The secretary of state rejected claims from Fulton County District Attorney Fani Willis’s office, which has reportedly been frustrated with Raffensperger’s level of cooperation in the investigation, according to multiple outlets.
“[The claims of lack of cooperation are] false,” he said. “We’ve retained counsel for the secretary of state’s office in lieu of the attorney general’s office, and they can coordinate and ask whatever questions they want and what they need, but we’ll fully cooperate, obviously.”
When questioned by Acosta about whether his support for Georgia’s controversial voting law amounted to “rewarding bad behavior” after Trump told “a big lie about the election,” Raffensperger explained his support for the new legislation.
“The reforms that are in this bill are to really address and make elections more efficient,” he said, adding that the reform “has nothing to do with what happened back in November or in the January period up in D.C.”
Georgia’s controversial voter reforms, signed into law by Gov. Brian Kemp on March 25, impose voter identification requirements for absentee ballots, authorize state officials the authority to make changes to county elections boards and the use of ballot drop boxes, and make it a crime for politically affiliated persons to approach voters in line within 150 feet of a polling place to offer food and water.
While panned by Democrats and many corporations as tantamount to voter suppression, the legislation has been applauded by Republicans, including Raffensperger, who say the reforms will shore up election integrity.
Despite his support for the law, Raffensperger has bucked the party line in recent months. After the Jan. 2 phone call with Trump was leaked to the press, the secretary of state rebuked the president, saying he was “just plain wrong” in his accusations of voter fraud.
“We’ve never found systemic fraud — not enough to overturn the election.
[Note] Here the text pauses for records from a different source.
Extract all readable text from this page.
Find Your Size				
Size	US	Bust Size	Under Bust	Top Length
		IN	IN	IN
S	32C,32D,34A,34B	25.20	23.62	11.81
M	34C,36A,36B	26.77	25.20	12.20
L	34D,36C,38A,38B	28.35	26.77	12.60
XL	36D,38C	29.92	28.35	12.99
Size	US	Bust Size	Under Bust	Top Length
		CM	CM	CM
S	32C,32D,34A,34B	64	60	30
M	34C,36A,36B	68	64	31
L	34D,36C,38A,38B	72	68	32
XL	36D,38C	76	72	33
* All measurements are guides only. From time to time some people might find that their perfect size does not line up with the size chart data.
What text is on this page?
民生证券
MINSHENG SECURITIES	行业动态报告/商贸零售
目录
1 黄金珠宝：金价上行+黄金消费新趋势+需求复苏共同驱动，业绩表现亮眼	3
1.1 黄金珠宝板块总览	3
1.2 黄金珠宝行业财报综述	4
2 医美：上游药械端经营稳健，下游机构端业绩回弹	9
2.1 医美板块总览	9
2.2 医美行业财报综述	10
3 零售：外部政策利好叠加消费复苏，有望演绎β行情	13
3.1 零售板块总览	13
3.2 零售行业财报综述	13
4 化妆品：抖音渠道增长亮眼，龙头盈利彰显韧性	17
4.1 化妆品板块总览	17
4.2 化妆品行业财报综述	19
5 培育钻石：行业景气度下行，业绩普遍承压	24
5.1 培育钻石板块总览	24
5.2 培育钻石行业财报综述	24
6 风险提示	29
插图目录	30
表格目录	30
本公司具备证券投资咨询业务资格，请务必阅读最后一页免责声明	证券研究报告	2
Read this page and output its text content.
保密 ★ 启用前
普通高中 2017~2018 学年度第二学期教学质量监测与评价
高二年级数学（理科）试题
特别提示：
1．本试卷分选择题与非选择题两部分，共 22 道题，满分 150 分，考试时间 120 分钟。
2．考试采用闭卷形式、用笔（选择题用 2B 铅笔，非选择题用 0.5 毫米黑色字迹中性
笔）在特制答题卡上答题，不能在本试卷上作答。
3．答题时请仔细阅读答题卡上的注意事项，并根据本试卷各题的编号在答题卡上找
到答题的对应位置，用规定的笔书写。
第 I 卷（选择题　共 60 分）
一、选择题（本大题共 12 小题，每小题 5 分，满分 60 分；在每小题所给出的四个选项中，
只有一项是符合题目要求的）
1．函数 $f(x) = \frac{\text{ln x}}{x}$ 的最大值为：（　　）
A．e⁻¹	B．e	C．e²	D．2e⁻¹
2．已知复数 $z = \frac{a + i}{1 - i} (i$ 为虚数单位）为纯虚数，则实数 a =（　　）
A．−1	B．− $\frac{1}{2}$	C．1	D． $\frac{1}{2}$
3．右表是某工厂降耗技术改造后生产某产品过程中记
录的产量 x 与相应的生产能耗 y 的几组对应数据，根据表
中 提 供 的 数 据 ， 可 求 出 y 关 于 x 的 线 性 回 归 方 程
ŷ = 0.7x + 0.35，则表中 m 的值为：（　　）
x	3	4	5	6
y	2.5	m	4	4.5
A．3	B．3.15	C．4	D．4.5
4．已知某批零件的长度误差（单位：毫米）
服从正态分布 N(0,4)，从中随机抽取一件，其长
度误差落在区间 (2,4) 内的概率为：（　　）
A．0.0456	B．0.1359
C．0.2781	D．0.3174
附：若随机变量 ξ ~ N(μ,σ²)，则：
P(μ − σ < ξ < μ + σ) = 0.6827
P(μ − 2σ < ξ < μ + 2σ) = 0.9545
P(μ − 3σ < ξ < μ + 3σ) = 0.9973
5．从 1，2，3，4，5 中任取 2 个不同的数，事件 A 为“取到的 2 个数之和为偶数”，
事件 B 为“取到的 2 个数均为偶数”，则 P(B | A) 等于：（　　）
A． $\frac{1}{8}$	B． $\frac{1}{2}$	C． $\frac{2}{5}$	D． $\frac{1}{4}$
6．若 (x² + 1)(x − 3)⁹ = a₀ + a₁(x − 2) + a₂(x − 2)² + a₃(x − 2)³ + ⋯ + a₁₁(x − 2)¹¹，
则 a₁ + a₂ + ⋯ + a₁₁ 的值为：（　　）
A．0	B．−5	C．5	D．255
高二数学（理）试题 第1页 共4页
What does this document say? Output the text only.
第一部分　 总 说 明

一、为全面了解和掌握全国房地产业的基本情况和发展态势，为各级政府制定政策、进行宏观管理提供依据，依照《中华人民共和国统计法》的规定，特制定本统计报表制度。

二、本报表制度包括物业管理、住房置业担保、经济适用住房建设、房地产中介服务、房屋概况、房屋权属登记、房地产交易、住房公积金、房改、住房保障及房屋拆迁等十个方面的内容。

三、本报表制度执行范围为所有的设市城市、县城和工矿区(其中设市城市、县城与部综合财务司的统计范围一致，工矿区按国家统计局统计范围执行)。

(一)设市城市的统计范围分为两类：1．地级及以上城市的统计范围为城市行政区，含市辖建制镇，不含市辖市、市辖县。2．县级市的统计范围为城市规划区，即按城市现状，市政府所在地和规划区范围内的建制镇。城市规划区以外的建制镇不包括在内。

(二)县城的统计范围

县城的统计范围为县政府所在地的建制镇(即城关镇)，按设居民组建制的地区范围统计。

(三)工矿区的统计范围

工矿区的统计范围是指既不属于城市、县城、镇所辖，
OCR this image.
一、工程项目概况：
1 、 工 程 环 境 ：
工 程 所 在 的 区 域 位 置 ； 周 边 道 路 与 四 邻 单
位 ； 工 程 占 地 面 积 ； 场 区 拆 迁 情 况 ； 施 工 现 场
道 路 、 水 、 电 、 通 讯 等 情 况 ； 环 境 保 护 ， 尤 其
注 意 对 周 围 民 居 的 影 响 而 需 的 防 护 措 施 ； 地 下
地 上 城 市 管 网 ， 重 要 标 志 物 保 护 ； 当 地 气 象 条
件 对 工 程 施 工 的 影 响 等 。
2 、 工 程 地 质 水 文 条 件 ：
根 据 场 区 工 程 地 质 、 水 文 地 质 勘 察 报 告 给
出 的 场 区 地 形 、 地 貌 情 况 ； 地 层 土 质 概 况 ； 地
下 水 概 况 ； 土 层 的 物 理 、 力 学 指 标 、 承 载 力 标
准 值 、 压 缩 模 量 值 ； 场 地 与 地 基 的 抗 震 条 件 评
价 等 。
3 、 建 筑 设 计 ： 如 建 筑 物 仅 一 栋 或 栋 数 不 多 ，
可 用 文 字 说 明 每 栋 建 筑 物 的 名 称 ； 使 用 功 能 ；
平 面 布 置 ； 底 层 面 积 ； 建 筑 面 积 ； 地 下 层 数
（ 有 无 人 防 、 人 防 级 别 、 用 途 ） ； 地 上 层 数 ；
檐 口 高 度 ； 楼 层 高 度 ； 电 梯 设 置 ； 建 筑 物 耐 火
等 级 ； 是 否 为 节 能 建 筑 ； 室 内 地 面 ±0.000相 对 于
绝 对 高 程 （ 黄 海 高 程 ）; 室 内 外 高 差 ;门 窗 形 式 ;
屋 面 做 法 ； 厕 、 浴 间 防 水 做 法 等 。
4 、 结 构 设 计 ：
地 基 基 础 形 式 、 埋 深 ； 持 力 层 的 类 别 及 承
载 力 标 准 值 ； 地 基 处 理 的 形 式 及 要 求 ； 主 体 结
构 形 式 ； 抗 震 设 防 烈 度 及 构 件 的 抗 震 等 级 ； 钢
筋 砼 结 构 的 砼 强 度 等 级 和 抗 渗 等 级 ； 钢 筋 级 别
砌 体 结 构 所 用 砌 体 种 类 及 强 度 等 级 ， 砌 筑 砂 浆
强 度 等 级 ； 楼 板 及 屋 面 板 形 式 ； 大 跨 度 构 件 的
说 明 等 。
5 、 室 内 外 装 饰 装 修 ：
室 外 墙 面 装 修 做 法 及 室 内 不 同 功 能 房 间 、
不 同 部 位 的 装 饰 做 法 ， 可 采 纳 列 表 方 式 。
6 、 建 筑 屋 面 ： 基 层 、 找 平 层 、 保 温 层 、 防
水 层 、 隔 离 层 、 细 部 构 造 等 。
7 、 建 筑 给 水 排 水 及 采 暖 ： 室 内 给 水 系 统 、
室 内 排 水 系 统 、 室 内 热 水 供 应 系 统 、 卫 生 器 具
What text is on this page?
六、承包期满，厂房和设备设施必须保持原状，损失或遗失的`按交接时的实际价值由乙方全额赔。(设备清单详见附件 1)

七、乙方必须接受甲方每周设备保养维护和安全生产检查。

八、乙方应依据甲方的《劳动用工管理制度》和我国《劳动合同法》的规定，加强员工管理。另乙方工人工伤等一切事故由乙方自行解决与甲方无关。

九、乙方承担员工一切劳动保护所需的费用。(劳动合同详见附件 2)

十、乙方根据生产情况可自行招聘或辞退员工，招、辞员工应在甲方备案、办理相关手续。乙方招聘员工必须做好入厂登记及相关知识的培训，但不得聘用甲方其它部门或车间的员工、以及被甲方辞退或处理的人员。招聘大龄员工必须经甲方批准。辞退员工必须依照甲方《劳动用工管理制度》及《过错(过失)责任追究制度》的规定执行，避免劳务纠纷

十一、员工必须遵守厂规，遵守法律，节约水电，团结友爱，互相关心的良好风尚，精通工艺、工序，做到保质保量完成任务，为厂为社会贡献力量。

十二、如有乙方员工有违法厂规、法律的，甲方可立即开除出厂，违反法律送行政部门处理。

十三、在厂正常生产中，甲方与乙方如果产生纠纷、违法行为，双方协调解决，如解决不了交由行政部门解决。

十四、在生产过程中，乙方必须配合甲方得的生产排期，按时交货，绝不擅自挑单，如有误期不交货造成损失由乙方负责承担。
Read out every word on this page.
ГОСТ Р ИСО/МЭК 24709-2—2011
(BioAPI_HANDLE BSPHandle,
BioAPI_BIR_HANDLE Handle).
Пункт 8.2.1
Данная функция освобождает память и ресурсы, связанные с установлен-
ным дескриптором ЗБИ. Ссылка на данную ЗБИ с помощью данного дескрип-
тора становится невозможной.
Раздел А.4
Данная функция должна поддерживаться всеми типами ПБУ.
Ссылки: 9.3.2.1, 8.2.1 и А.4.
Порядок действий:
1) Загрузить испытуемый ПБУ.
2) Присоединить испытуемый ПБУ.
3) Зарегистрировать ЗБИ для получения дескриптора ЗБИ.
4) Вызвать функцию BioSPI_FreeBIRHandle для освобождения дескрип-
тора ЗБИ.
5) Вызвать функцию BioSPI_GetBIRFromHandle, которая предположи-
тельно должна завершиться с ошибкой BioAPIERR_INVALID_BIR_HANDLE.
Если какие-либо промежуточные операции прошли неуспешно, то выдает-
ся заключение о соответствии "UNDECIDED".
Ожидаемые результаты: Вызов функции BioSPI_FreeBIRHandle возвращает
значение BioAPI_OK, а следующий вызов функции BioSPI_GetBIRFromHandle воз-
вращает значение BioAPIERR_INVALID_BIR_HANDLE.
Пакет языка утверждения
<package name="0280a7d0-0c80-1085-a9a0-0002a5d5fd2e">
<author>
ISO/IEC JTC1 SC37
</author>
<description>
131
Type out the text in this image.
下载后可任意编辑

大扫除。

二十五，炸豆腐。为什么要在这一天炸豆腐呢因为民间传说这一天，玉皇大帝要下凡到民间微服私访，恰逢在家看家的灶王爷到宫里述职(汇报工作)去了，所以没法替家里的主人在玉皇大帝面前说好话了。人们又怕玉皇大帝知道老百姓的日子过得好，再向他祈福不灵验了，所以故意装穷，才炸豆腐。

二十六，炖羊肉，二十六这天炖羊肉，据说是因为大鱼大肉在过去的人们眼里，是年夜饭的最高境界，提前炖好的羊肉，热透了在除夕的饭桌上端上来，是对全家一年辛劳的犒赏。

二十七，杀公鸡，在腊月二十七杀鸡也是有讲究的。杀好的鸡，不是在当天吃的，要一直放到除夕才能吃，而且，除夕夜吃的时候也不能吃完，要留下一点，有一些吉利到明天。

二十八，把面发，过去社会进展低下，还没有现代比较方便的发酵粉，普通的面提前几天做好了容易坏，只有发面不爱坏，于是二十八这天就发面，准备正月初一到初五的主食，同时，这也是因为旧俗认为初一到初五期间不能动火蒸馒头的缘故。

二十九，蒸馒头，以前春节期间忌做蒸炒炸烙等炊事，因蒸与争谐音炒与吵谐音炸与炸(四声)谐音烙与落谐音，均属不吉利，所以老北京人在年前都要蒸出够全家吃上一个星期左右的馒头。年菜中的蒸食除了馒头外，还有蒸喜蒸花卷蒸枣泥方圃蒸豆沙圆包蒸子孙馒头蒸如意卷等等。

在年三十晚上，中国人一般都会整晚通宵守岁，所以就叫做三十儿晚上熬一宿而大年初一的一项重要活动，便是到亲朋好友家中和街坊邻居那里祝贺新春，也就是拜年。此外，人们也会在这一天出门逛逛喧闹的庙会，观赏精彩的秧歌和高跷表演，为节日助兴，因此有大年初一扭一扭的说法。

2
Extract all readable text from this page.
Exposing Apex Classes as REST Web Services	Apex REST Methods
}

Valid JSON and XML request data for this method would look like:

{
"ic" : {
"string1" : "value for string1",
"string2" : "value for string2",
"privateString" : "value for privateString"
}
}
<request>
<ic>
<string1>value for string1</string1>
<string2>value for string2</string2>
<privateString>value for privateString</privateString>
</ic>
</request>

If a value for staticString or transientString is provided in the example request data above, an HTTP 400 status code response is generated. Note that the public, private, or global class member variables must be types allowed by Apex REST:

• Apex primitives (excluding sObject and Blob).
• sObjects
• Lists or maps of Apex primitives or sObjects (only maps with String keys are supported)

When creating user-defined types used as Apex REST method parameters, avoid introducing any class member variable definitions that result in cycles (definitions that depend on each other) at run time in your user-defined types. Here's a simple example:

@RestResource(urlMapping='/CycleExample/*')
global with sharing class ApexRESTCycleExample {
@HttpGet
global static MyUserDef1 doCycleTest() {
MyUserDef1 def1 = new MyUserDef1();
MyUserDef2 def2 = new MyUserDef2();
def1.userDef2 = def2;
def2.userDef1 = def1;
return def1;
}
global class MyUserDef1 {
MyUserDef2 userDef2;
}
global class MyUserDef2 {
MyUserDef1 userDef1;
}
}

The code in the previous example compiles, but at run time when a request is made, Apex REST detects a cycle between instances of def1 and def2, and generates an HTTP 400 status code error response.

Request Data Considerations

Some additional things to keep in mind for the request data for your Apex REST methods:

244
We have over 250 cases right now … but right now, we don’t see anything that would overturn, you know, the will of the people here in Georgia,” he said in December.
Raffensperger’s repudiation of Trump led to him being ostracized by many in the GOP. He was denied election as a Republican delegate in his precinct and failed to secure a nomination.
Trump has since endorsed a Republican challenger who has echoed his claims of fraud.
President Joe Biden won Georgia’s 16 electoral votes in the 2020 presidential election by a narrow margin after multiple recounts. He was the first Democratic presidential candidate to carry the Peach State since former President Bill Clinton in 1992.